U of M Offers Breakthrough Cryo-Preservation Technology for Licensing
The University of Minnesota has made a highly-touted new technology for “cryo-preserving” living biomaterials such as fish embryos available for licensing. Ultimately, the public institution is seeking a commercialization partner for the method hailed as a breakthrough for wildlife conservation and human health research.
The tech platform, invented by U of M Mechanical and Biomedical Engineering professor John Bischof, was introduced to the world last year with the publication of a study co-authored with the Smithsonian Conservation Biology Institute providing the first-ever reproducible evidence for the successful cryopreservation of zebrafish embryos.
The results made news because they represented the first time a frozen fish embryo had survived to grow after being thawed out from a cryogenic state. Zebrafish are particularly valuable to health researchers because their genomes approximate those of humans closely enough to be used for modeling diseases in lab experiments.
The key to the breakthrough was Bischoff’s innovation of employing laser gold nanotechnology — a rapidly growing technological field being developed at the U for a number of cryopreservation applications.

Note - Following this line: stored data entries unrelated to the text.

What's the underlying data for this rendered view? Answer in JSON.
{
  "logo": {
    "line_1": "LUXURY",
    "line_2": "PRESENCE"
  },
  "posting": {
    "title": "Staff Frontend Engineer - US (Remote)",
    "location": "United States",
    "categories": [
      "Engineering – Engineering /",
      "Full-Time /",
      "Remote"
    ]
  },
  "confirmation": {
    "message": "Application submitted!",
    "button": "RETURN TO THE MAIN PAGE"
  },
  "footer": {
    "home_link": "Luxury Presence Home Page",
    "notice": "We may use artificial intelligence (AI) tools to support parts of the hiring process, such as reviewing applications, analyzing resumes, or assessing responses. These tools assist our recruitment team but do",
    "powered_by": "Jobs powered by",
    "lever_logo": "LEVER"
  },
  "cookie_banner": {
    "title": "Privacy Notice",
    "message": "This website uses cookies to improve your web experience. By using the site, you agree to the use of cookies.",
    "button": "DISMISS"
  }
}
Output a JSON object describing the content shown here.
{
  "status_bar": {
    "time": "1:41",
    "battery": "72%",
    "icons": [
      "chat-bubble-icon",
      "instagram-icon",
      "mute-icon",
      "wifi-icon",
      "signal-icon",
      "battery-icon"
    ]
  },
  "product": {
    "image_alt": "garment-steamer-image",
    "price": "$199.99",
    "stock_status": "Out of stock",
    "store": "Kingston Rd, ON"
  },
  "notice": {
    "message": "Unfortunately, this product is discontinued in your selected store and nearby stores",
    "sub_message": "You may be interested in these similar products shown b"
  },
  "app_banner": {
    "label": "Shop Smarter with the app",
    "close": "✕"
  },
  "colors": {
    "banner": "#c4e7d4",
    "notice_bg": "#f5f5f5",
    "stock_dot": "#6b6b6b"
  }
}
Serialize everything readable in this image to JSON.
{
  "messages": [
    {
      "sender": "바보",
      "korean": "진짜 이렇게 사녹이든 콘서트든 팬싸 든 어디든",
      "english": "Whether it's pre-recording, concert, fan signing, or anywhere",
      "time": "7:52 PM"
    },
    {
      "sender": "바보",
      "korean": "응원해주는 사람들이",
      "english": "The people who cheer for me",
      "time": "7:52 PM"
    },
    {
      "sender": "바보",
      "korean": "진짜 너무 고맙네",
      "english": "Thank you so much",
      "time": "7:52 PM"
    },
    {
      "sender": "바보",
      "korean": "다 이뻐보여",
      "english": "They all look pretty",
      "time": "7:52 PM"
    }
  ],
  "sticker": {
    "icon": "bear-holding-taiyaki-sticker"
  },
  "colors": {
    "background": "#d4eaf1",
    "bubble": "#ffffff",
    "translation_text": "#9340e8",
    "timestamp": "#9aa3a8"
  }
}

Now, that same patent-pending technology is being offered for licensing by the U’s Office for Technology Commercialization as it looks to find potential buyers. Users would most likely include human health researchers and those seeking to preserve endangered aquatic species.
For the health researchers, the ability to cryopreserve zebrafish embryos would be valuable because it would make their studies on human diseases such as muscular dystrophy and melanoma easier to conduct and replicate — they wouldn’t have to work around the fishes’ spawning schedules or contend with “genetic drift” of subsequent generations.
And for wildlife preservations, the U platform could be a crucial tool: By freezing sperm, eggs and embryos, they can safeguard at-risk aquatic species and their genetic diversity, making it possible to bolster the genetic pool and therefore guarantee the health of wild populations years — or even centuries — later.
Other markets it could potentially address include the preservation of reptile and bird embryos; enhancement of existing methods to cryopreserve mammalian embryos, such as giant pandas and large cats; and the aquaculture industry, which could use the tech to become more efficient and cost-effective while easing pressure on wild populations.
Bischoff’s invention overcomes a previous roadblock in cryopreserving fish embryos: Due to their large size, traditional ways of thawing them out are too slow and result in the formation of ice crystals which damage them and prevent viability. The key innovation of the U technology addresses that problem with the use of gold nanoparticles, or cylindrical “nanorods,” which are injected into the embryo before freezing.
They essentially act as a “distributed network” of ultra-efficient heaters that generate very fast warming rates when illuminated with an infrared laser, thus avoiding the creation of ice crystals. The nanorods also have low toxicity levels.